Clive Owen stars in the action flick about an evil bank, which somehow hits the spot right now

By Luke Y. Thompson Feb 12, 2009 5:15 PMTags
The International, Naomi Watts, Clive OwenColumbia Pictures

Review in a Hurry: You know how the U.S. is bogged down in regional wars and everyone's in debt? Turns out it's all because of this one evil bank in Luxembourg—default and it might assassinate your head of state just for fun. But never fear, Clive Owen is on the case in this stylish and surprisingly crisp thriller.

The Bigger Picture: If we're lucky, The International might just represent the next evolution of the modern action flick. Like the Bourne movies, it has international conspiracies and lead characters who hop from one country to another without seeming to suffer any kind of jet lag. Like Bond movies, it has a ruggedly handsome Englishman bent on revenge.

Yet unlike either, it eschews the shaky-cam, in-your-face style for a sharp big-picture cinematography style that makes even the de rigueur international cityscapes look as intricate and detailed as a Where's Waldo tableaux (try to catch this in digital projection if you can). And while there's plenty of action, the gunshots cause realistic, wince-inducing damage every time.

If you like Owen, you'll enjoy his dogged machismo as an Interpol agent in the face of overwhelming odds. If you hate him, you might get a kick out of all the abuse he takes—he's hit by a truck right off the bat. It's good to see director Tom Tykwer back to the hard-hitting, kinetic stuff—since his hyperactive U.S. breakthrough film, Run Lola Run, he's tended toward the arty and morose.
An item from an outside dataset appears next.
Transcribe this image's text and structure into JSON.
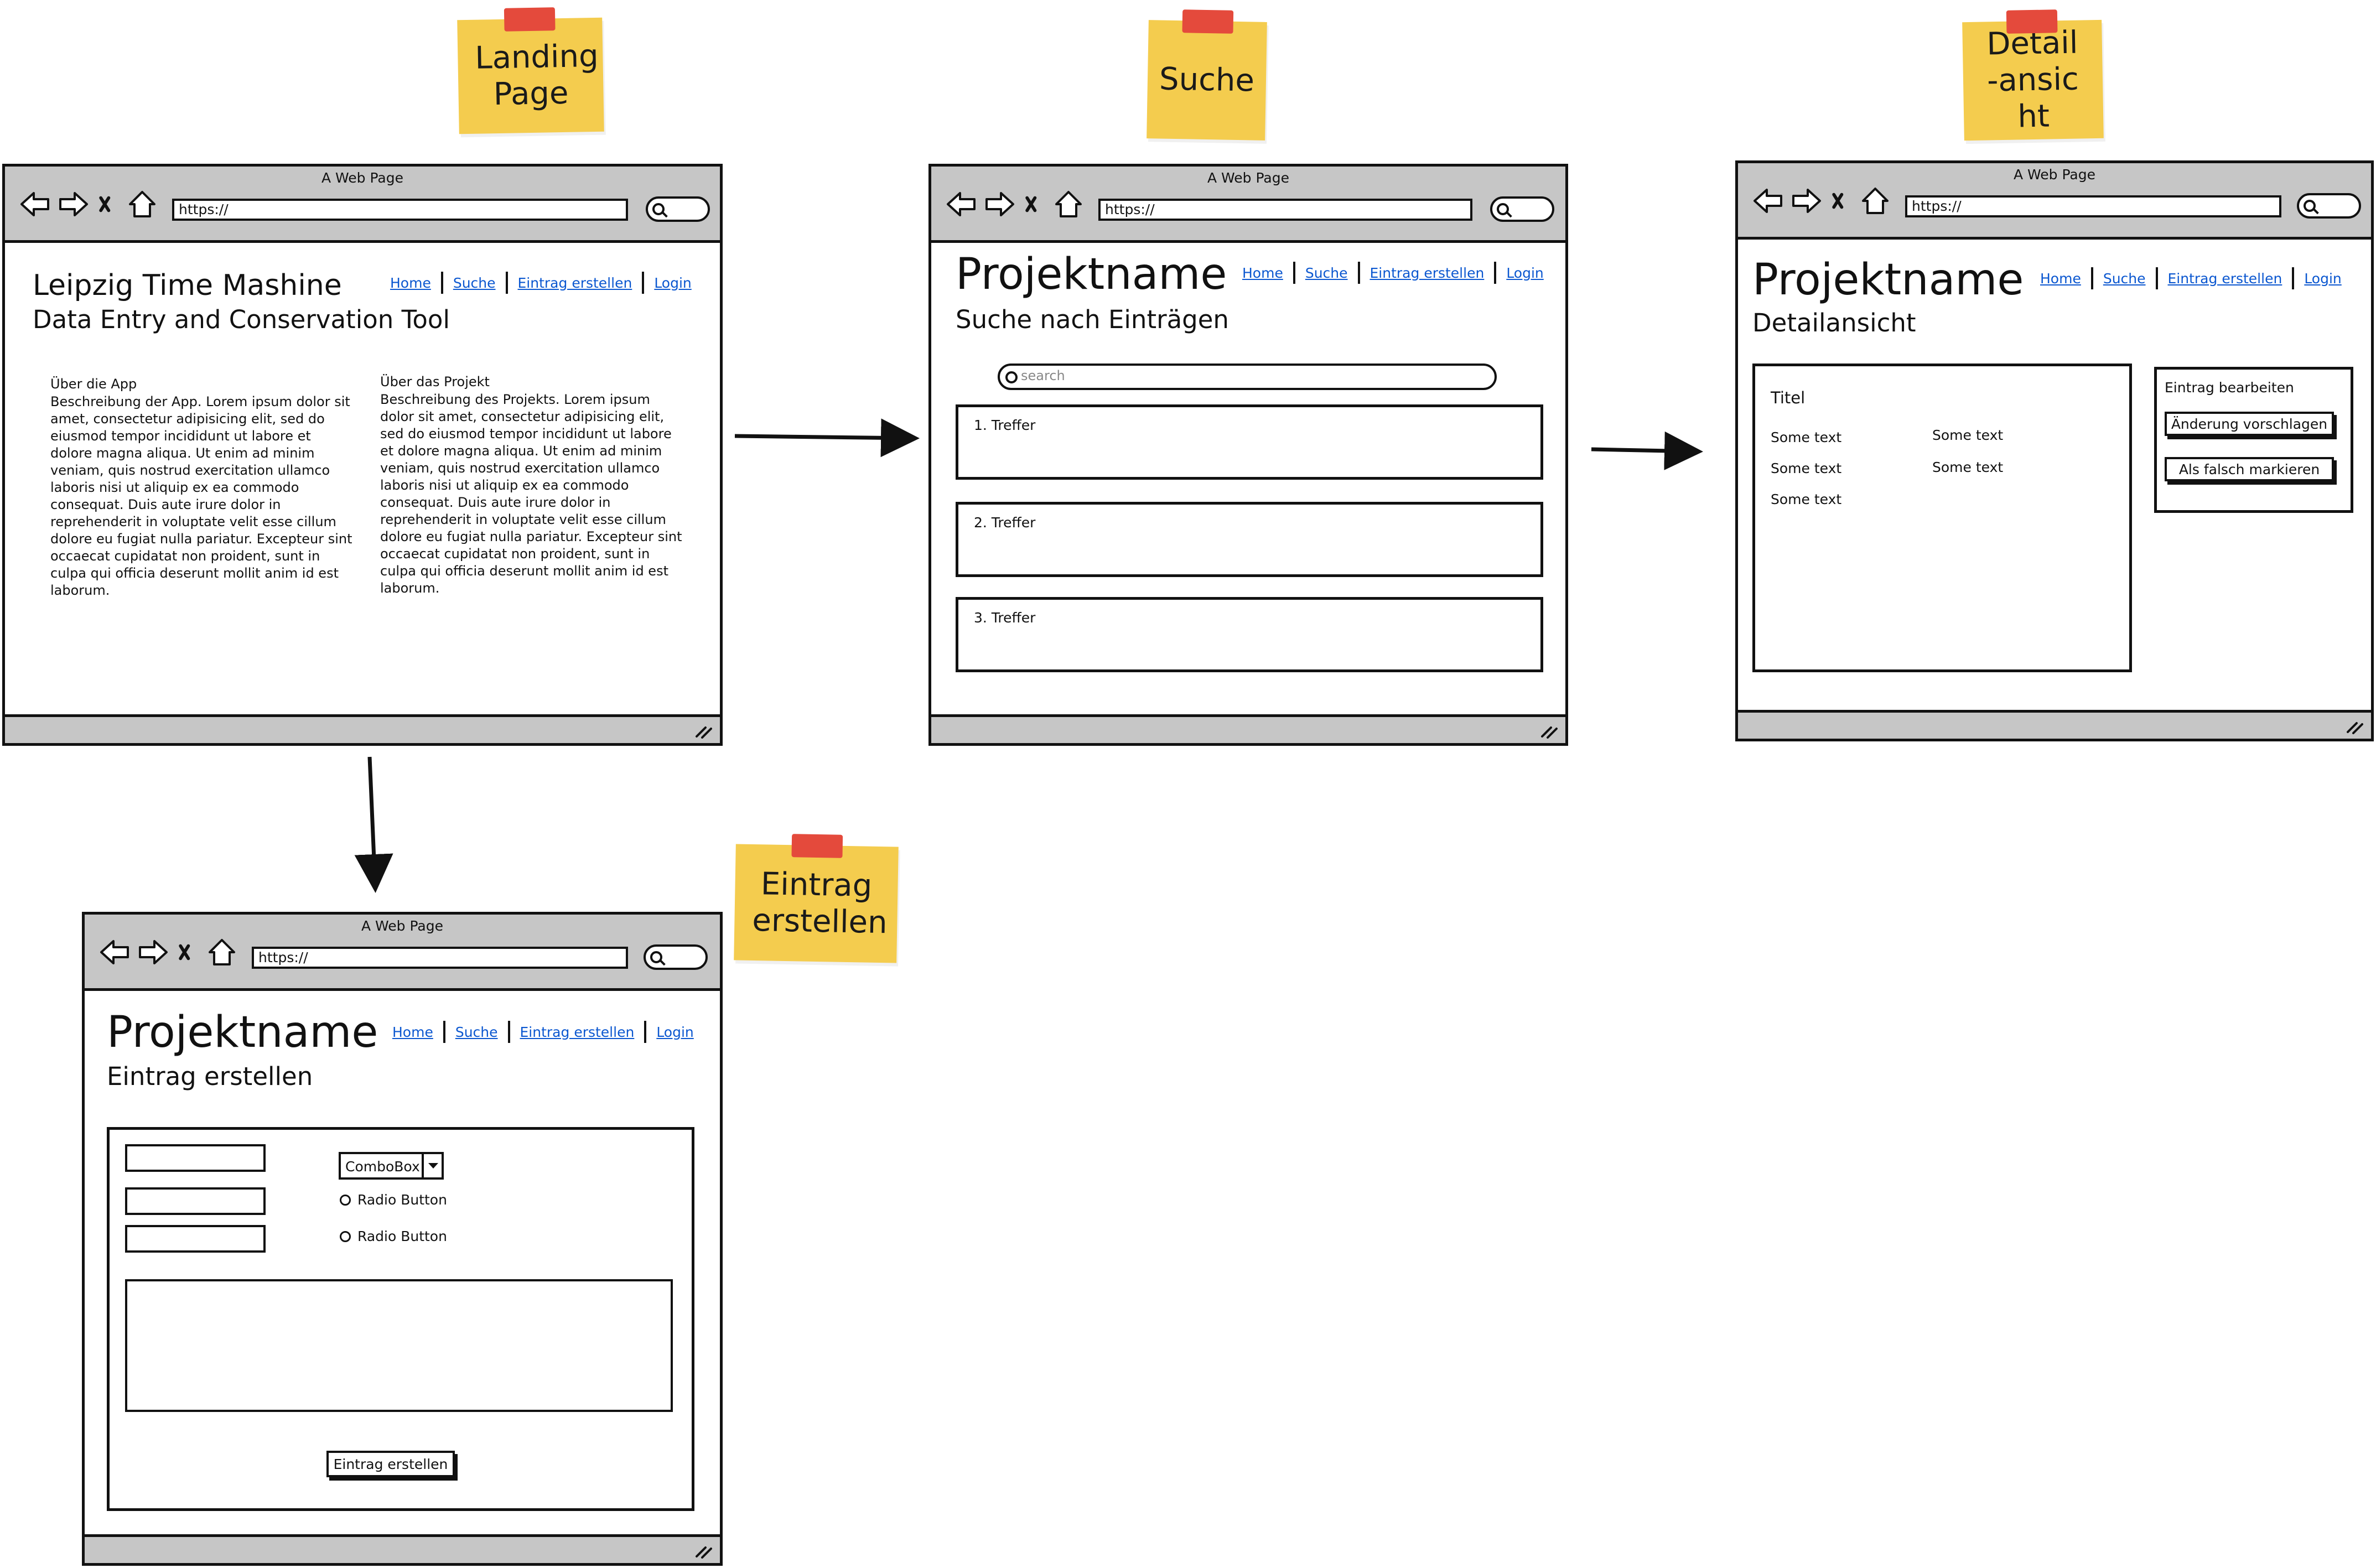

Here he mixes both impulses, quite literally in a beautifully brutal shootout sequence that involves the complete trashing of New York's Guggenheim museum.
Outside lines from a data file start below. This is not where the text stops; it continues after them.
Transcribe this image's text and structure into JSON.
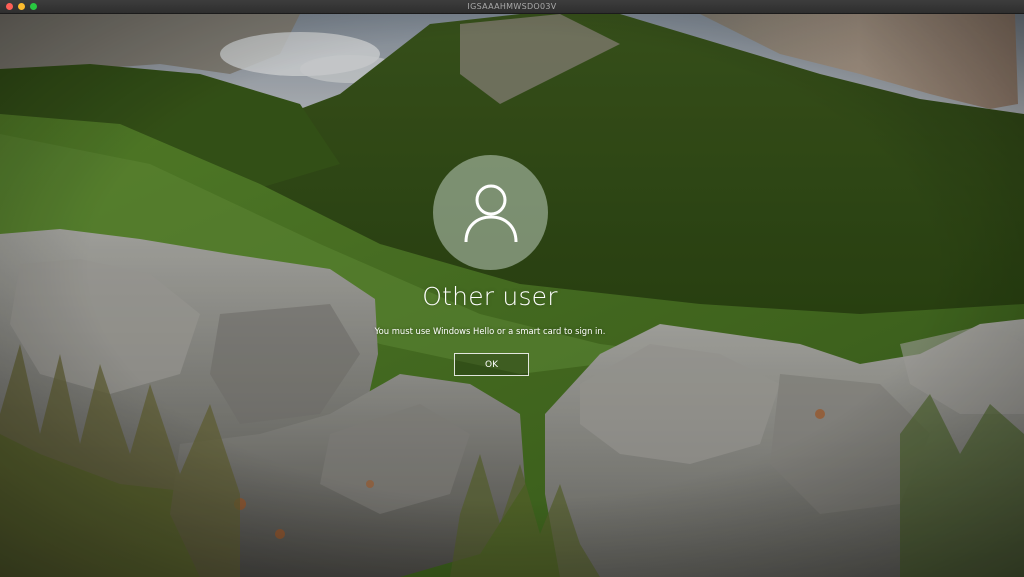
{
  "window": {
    "title": "IGSAAAHMWSDO03V"
  },
  "sign_in": {
    "avatar_icon": "user-icon",
    "username": "Other user",
    "message": "You must use Windows Hello or a smart card to sign in.",
    "ok_label": "OK"
  },
  "colors": {
    "window_close": "#fe5f57",
    "window_minimize": "#febc2e",
    "window_maximize": "#28c840"
  }
}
Naomi Watts is good too, as his associate in the New York district attorney's office, but she isn't given a lot to do, though the end credits hint at a possible sequel or spin-off for her.

The 180—a Second Opinion: This big evil bank has ties to all major world governments, and has infiltrated law enforcement at the highest levels...yet it only has one hit man on the payroll? And he wears an easily identifiable leg brace? Talk about your sloppy accounting.